The development of creativity is related to this. Generally thought of as building skills of innovation which then are turned to helping people cope, it should also be recognized as useful simply for helping people have more fun in life. Nor should creativity development be used only for those in the sick role; it’s a more general application, a way to help everyone enjoy themselves more.

The key is to do stuff. Do it, don’t watch it being done by others, even if they do it so much better than you. A second point is to give yourself permission to be middling, not to have to excel. Give yourself room to make mistakes. Learn to laugh and re-align. A few really enjoy bettering themselves more and more, and who are we to say no?
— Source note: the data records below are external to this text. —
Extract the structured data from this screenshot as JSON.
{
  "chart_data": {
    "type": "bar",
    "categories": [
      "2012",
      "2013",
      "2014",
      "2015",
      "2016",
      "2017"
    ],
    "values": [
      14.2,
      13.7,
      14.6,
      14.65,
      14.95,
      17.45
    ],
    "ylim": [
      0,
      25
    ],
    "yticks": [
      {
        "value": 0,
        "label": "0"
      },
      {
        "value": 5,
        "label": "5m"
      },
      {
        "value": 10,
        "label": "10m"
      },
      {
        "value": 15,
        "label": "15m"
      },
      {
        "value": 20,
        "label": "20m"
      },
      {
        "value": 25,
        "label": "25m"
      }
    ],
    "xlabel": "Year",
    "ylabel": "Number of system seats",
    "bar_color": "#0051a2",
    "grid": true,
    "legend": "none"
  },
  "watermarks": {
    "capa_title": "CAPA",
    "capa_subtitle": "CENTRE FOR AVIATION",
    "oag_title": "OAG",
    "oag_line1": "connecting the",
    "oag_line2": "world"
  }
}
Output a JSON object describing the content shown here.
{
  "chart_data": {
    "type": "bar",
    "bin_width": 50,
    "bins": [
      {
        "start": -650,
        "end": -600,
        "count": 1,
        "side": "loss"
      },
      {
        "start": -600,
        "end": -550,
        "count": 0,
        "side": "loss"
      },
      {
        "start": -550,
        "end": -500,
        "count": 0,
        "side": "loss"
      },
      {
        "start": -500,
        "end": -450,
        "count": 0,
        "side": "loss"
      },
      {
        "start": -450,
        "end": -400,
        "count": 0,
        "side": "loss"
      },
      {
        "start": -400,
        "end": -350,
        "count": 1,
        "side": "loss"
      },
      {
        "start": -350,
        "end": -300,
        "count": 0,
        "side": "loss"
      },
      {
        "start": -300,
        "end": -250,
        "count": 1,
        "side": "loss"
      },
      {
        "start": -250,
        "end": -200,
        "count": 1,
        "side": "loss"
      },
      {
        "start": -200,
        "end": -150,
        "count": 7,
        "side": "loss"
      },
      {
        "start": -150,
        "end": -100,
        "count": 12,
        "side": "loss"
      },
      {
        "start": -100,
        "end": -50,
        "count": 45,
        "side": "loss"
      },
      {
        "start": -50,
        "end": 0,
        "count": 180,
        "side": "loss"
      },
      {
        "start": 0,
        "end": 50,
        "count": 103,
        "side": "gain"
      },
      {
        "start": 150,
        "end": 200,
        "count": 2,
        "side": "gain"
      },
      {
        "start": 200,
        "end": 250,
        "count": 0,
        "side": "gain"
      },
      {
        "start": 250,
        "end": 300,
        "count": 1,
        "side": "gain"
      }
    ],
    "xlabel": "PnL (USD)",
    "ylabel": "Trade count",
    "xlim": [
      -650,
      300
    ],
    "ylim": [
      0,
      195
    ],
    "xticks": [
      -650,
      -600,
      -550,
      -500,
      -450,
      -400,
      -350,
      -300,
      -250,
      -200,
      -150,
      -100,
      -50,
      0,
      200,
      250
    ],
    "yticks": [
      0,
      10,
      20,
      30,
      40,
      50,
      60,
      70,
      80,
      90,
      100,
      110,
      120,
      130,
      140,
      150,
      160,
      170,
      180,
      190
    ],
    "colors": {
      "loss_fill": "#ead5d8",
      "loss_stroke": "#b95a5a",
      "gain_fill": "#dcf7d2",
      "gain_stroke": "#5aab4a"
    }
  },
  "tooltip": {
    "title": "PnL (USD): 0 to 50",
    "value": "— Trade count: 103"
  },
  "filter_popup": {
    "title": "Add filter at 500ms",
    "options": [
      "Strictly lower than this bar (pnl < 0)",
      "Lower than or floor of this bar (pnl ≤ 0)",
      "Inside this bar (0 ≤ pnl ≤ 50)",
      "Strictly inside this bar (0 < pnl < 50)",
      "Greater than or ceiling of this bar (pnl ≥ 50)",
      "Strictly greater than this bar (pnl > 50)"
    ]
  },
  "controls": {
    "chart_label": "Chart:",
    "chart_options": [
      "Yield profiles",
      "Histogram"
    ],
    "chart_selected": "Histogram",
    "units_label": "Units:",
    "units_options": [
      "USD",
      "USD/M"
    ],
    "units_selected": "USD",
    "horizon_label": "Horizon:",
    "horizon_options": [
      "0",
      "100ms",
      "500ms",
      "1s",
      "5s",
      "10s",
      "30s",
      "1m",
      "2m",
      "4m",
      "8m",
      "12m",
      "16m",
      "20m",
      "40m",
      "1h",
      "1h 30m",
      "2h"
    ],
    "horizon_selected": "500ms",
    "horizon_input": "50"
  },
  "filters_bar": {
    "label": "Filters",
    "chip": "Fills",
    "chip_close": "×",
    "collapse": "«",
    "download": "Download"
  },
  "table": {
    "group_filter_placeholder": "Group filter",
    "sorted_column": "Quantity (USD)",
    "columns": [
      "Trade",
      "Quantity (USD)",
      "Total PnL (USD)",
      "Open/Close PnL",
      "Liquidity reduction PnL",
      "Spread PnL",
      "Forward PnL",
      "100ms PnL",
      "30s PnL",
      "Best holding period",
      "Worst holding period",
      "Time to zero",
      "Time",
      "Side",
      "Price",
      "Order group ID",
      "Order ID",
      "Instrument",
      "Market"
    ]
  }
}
But pushing oneself to be excellent borders on making what’s fun not so much fun, taking it too seriously. Be aware that excelling has its advantages—you get to appreciate yourself and be appreciated by others as having excelled. You get trophies. But there are disadvantages: One loses one’s capacity to be carefree in that role, and if that role, that goal, is big enough, one may lose the capacity to be carefree in any other roles.

As you may guess, I’m not that committed to being committed. There are in my world too many things to learn, read, dance, sing, walk, shop, visit, and in other ways, do. I do enjoy in my own life the way there are a few things I do quite well; and other things I do better than average, I think; but there are a number of things I give myself permission to do worse than average and, truth be told, I don’t care.